In an ideal world, the CIO can build the foundation for data science culture by starting with a strategic plan. But most CIOs live far from an ideal world, so they need an approach that lets them try out data science and in so doing solve a pressing problem. Once a few successes have happened, creating a strategic plan will make it easier to repeat those successes. Start with an easily defined business problem that is obviously dependent on data and isn’t overly complex.
First, drive a shift in how the stakeholders of the chosen business problem view data. An organization’s leaders should treat their data as an asset that can be leveraged instead of as the byproduct of a business process or simply to measure performance. Your organization should use data to improve business decisions and outcomes significantly. Use this guiding principle for a data science strategy around collecting, migrating, consolidating, archiving, and retiring existing datasets and systems.

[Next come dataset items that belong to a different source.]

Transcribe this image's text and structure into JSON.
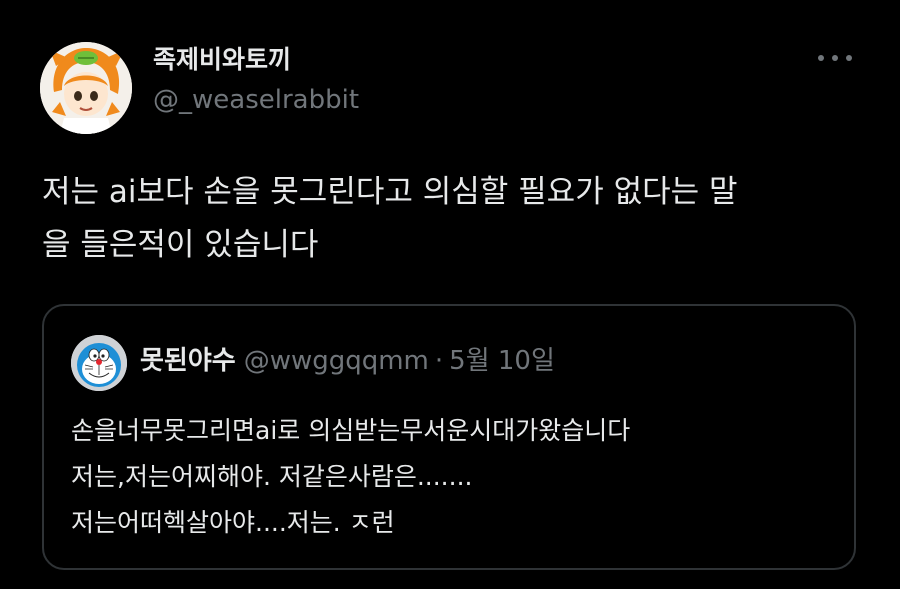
{
  "tweet": {
    "author": {
      "display_name": "족제비와토끼",
      "handle": "@_weaselrabbit",
      "avatar_icon": "orange-haired-anime-character-avatar"
    },
    "more_icon": "more-options-icon",
    "text_lines": [
      "저는 ai보다 손을 못그린다고 의심할 필요가 없다는 말",
      "을 들은적이 있습니다"
    ]
  },
  "quote": {
    "author": {
      "display_name": "못된야수",
      "handle": "@wwggqqmm",
      "avatar_icon": "doraemon-avatar"
    },
    "separator": "·",
    "date": "5월 10일",
    "text_lines": [
      "손을너무못그리면ai로 의심받는무서운시대가왔습니다",
      "저는,저는어찌해야. 저같은사람은.......",
      "저는어떠헥살아야....저는. ㅈ런"
    ]
  },
  "colors": {
    "background": "#000000",
    "primary_text": "#e7e9ea",
    "secondary_text": "#71767b",
    "border": "#2f3336"
  }
}
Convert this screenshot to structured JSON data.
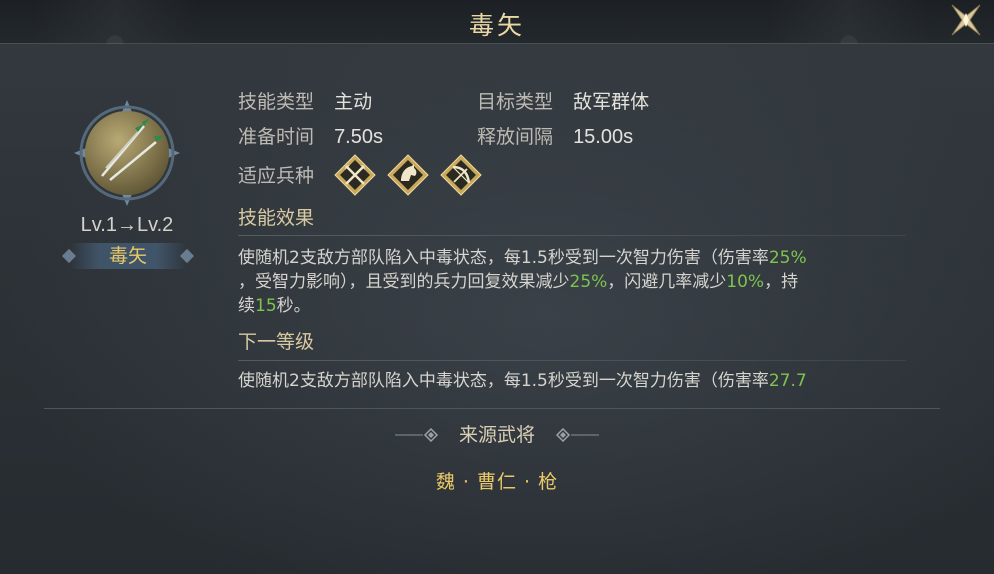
{
  "header": {
    "title": "毒矢",
    "close_icon": "close-x-icon"
  },
  "skill": {
    "icon": "poison-arrows-icon",
    "level": "Lv.1→Lv.2",
    "name": "毒矢"
  },
  "info": {
    "type_label": "技能类型",
    "type_value": "主动",
    "target_label": "目标类型",
    "target_value": "敌军群体",
    "prep_label": "准备时间",
    "prep_value": "7.50s",
    "interval_label": "释放间隔",
    "interval_value": "15.00s",
    "troops_label": "适应兵种",
    "troops": [
      {
        "icon": "crossed-spears-icon",
        "name": "spear"
      },
      {
        "icon": "horse-head-icon",
        "name": "cavalry"
      },
      {
        "icon": "bow-icon",
        "name": "archer"
      }
    ]
  },
  "effect": {
    "title": "技能效果",
    "line1_a": "使随机2支敌方部队陷入中毒状态，每1.5秒受到一次智力伤害（伤害率",
    "line1_g": "25%",
    "line2_a": "，受智力影响），且受到的兵力回复效果减少",
    "line2_g1": "25%",
    "line2_b": "，闪避几率减少",
    "line2_g2": "10%",
    "line2_c": "，持",
    "line3_a": "续",
    "line3_g": "15",
    "line3_b": "秒。"
  },
  "next": {
    "title": "下一等级",
    "line1_a": "使随机2支敌方部队陷入中毒状态，每1.5秒受到一次智力伤害（伤害率",
    "line1_g": "27.7"
  },
  "source": {
    "title": "来源武将",
    "general": "魏 · 曹仁 · 枪"
  },
  "colors": {
    "gold": "#e8c867",
    "green": "#7ec44f",
    "title": "#e9d7a6"
  }
}
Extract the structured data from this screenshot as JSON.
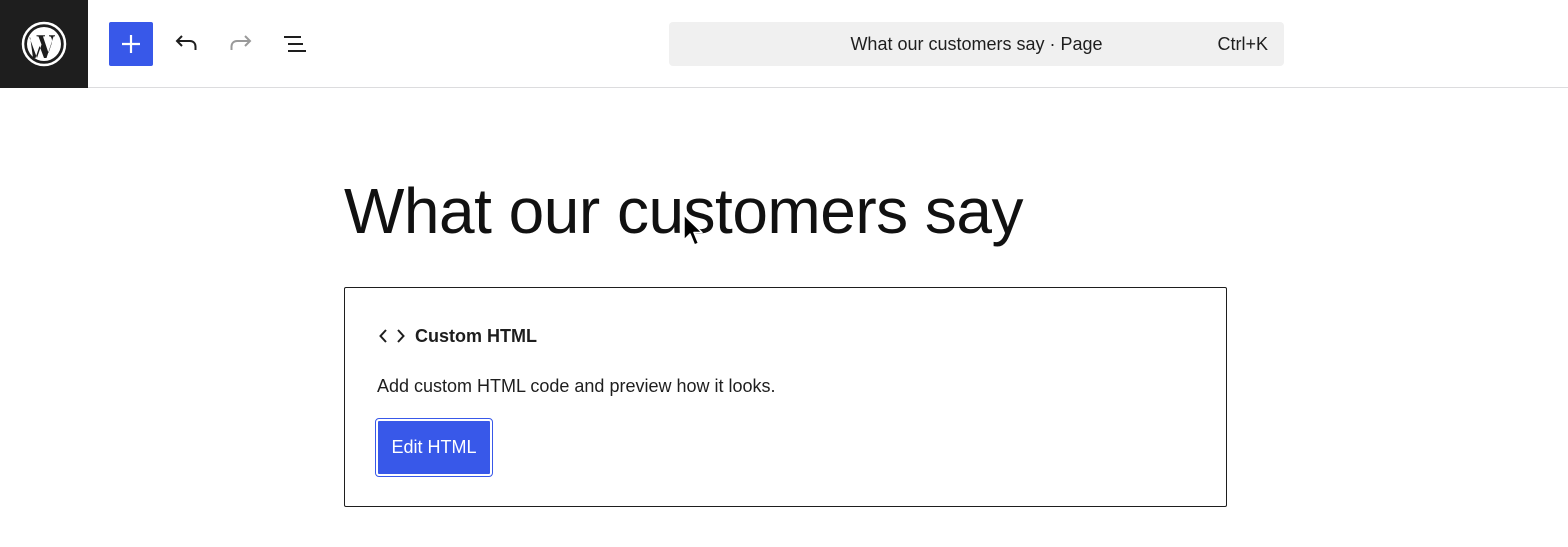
{
  "toolbar": {
    "logo_icon": "wordpress-logo-icon",
    "inserter_icon": "plus-icon",
    "undo_icon": "undo-icon",
    "redo_icon": "redo-icon",
    "list_view_icon": "list-view-icon",
    "accent_color": "#3858e9"
  },
  "command_bar": {
    "title": "What our customers say · Page",
    "shortcut": "Ctrl+K"
  },
  "page": {
    "title": "What our customers say"
  },
  "html_block": {
    "icon": "code-brackets-icon",
    "label": "Custom HTML",
    "description": "Add custom HTML code and preview how it looks.",
    "button_label": "Edit HTML"
  }
}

In order to conduct initial planning for the project, define a clear vision for success and then assess the current environment from the data and business perspective. To do data science, you need data, domain experts, data scientists, and tools. Proper pairing of tools, technology, and resources with the right skill set is very important. Since the new tools and resources can be expensive, secure funding for tools and infrastructure and empower the team by clearing any organizational and political hurdles.

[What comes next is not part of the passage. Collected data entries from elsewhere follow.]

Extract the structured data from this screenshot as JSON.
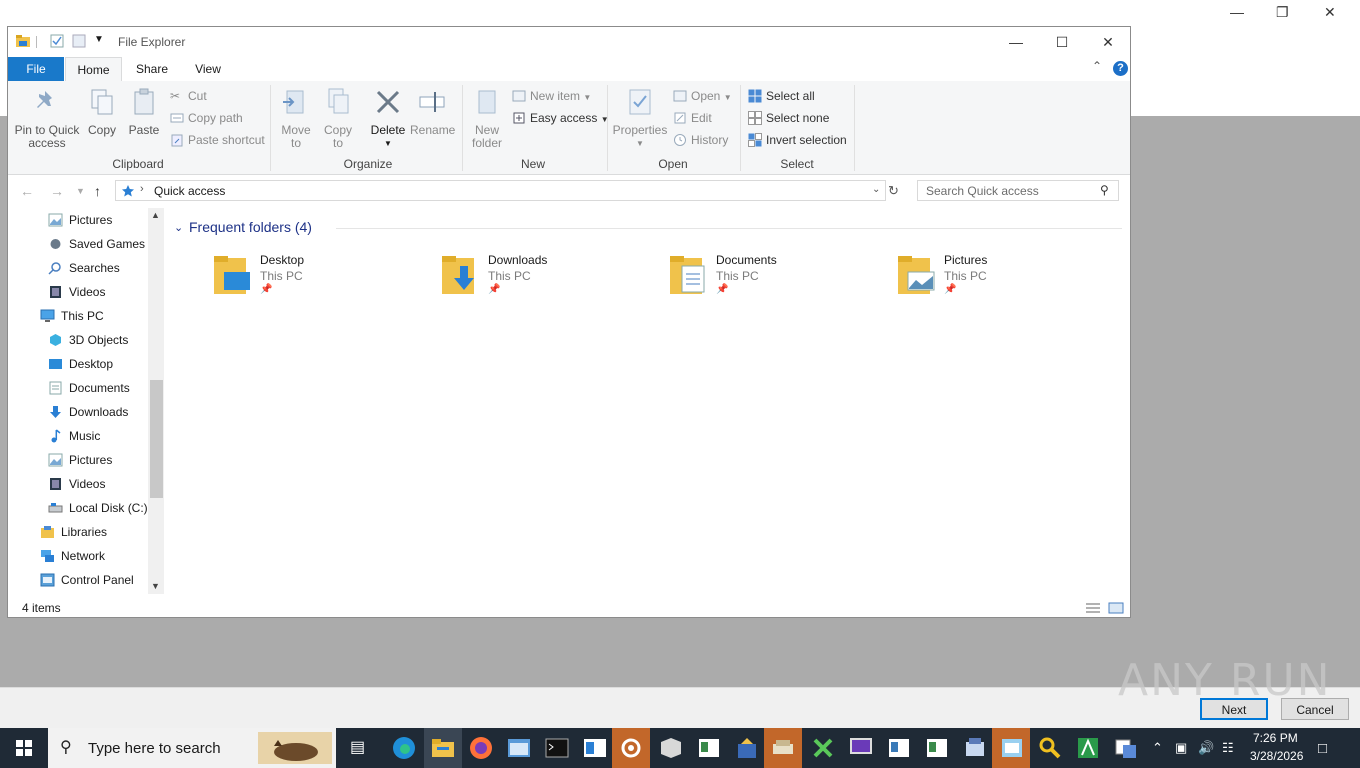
{
  "explorer": {
    "title": "File Explorer",
    "tabs": [
      "File",
      "Home",
      "Share",
      "View"
    ],
    "ribbon": {
      "clipboard": {
        "label": "Clipboard",
        "pin_label_1": "Pin to Quick",
        "pin_label_2": "access",
        "copy": "Copy",
        "paste": "Paste",
        "cut": "Cut",
        "copy_path": "Copy path",
        "paste_shortcut": "Paste shortcut"
      },
      "organize": {
        "label": "Organize",
        "move_1": "Move",
        "move_2": "to",
        "copy_1": "Copy",
        "copy_2": "to",
        "delete": "Delete",
        "rename": "Rename"
      },
      "new": {
        "label": "New",
        "new_folder_1": "New",
        "new_folder_2": "folder",
        "new_item": "New item",
        "easy_access": "Easy access"
      },
      "open": {
        "label": "Open",
        "properties": "Properties",
        "open": "Open",
        "edit": "Edit",
        "history": "History"
      },
      "select": {
        "label": "Select",
        "select_all": "Select all",
        "select_none": "Select none",
        "invert": "Invert selection"
      }
    },
    "address": "Quick access",
    "search_placeholder": "Search Quick access",
    "nav_items": [
      "Pictures",
      "Saved Games",
      "Searches",
      "Videos",
      "This PC",
      "3D Objects",
      "Desktop",
      "Documents",
      "Downloads",
      "Music",
      "Pictures",
      "Videos",
      "Local Disk (C:)",
      "Libraries",
      "Network",
      "Control Panel"
    ],
    "frequent_header": "Frequent folders (4)",
    "folders": [
      {
        "name": "Desktop",
        "location": "This PC"
      },
      {
        "name": "Downloads",
        "location": "This PC"
      },
      {
        "name": "Documents",
        "location": "This PC"
      },
      {
        "name": "Pictures",
        "location": "This PC"
      }
    ],
    "status": "4 items"
  },
  "wizard": {
    "next": "Next",
    "cancel": "Cancel"
  },
  "watermark": "ANY RUN",
  "taskbar": {
    "search_placeholder": "Type here to search",
    "time": "7:26 PM",
    "date": "3/28/2026"
  },
  "colors": {
    "accent": "#1979ca",
    "taskbar": "#1f2a36",
    "folder": "#f0c24b"
  }
}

The data science journey from initial planning to execution resides on three pillars: architecture planning, data lifecycle management and operations. Establish a reference architecture to support developing repeatable solutions and building expertise in strategic areas. Introduce modern platforms only as needed for a controlled transition. Address data lifecycle management by planning for governance, compliance, metadata, risk management, and security. These aspects should be in the roadmap from the beginning since the cost of addressing these later can be quite high.
Use your organization’s usual deployment process for taking a data science project from a prototype stage to operations. However, consider taking a fresh approach and tapping into Agile and DevOps practices. You will promote a higher level of transparency and communication with all stakeholders and introduce automation, both leading to significant cost savings in the long run. Finally, a successful data science effort is one where measurement is performed at various milestones to identify the value-add and is used as a feedback loop for further tuning the roadmap.